Okay, so this gets me to these stimulus bills in the United States legislature. Various numbers are associated with various versions, but the bill that left the House of Representatives was for about 800 billion dollars. And various commentators, both conservatives at institutions such as the Wall Street Journal and social democrats (liberals) at institutions such as NPR, have noted that only about one-eighth of the projects in that bill could be reasonably claimed to be stimulus, with the rest just being pork-barrel projects. Regardless of whether we buy-into the Keynesian hopes for about $100,000,000,000, the loss to the economy associated with about $700,000,000,000 in pork will be vastly greater.

It was claimed that a stimulus bill was necessary because the economy is tanking. The word depression is being bandied-about. And, yet, a majority in Congress and the President are pushing what will plainly be a massive hit on the economy.

To explain the behavior of these parties, we could offer various hypotheses. Many politicians are simply great fools; some politicians might believe that we are indeed on the cusp of an economic disaster, but be so greedy for the political gains associated with these projects that they just won't allow themselves to think. Other politicians might not believe the talk of economic crisis, but be knaves who participate in it, creäting a smokescreen behind which to seek much the same gains as are the fools. Finally, some of these politicians might both genuinely believe that the economic crisis is quite dire, and recognize that a stimulus like those proposed will be greatly damaging, but expect that the effects of the bill can be blamed on other things, especially upon what remains of the market economy, so that those effects become an excuse for even greater expansion of state power.

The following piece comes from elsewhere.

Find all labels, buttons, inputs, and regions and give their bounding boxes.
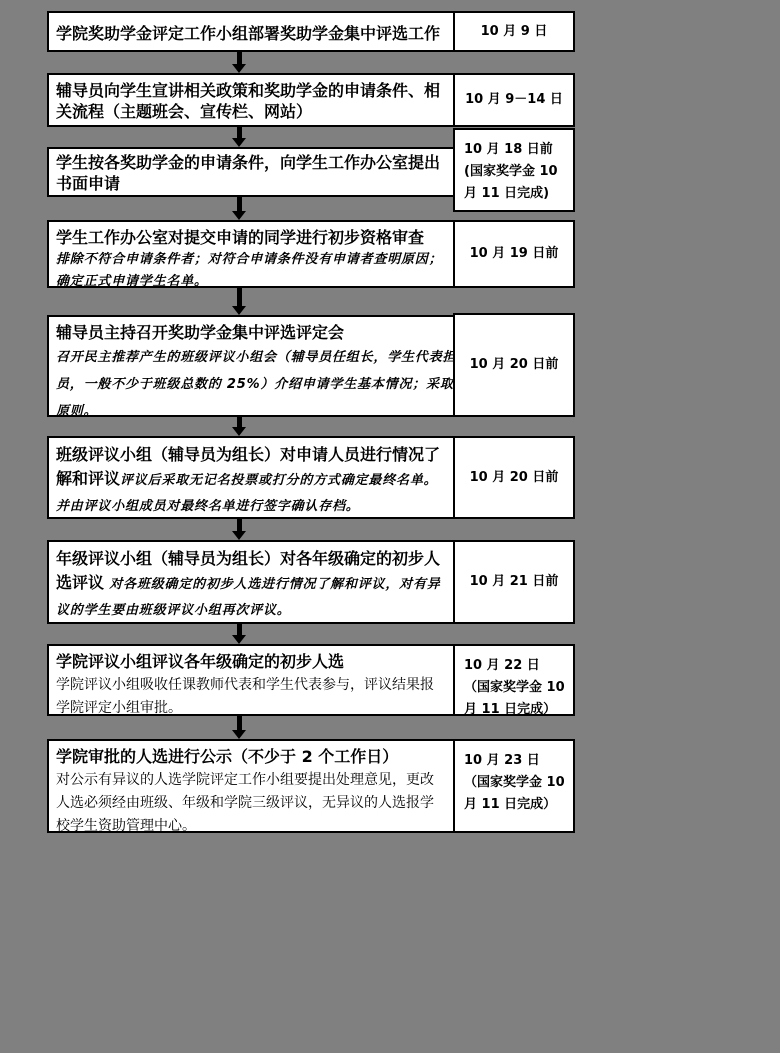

With regard to one particular politician, the President, I don't at all think that he's so great a fool as to misunderstand what a stimulus bill that is about 7/8 pork would do. He knows that he's pushing a hit on the economy. I don't know whether he is amongst the knaves who don't really believe that the economic situation is all that dire, or amongst those who want to engineer a greater crisis in order to have a greater excuse to technocratically restructure the economy. But when the President speaks of recovery as taking years rather than months, I worry that he is not merely lowering expectations to reduce future criticism, but revealing more ambitious plans.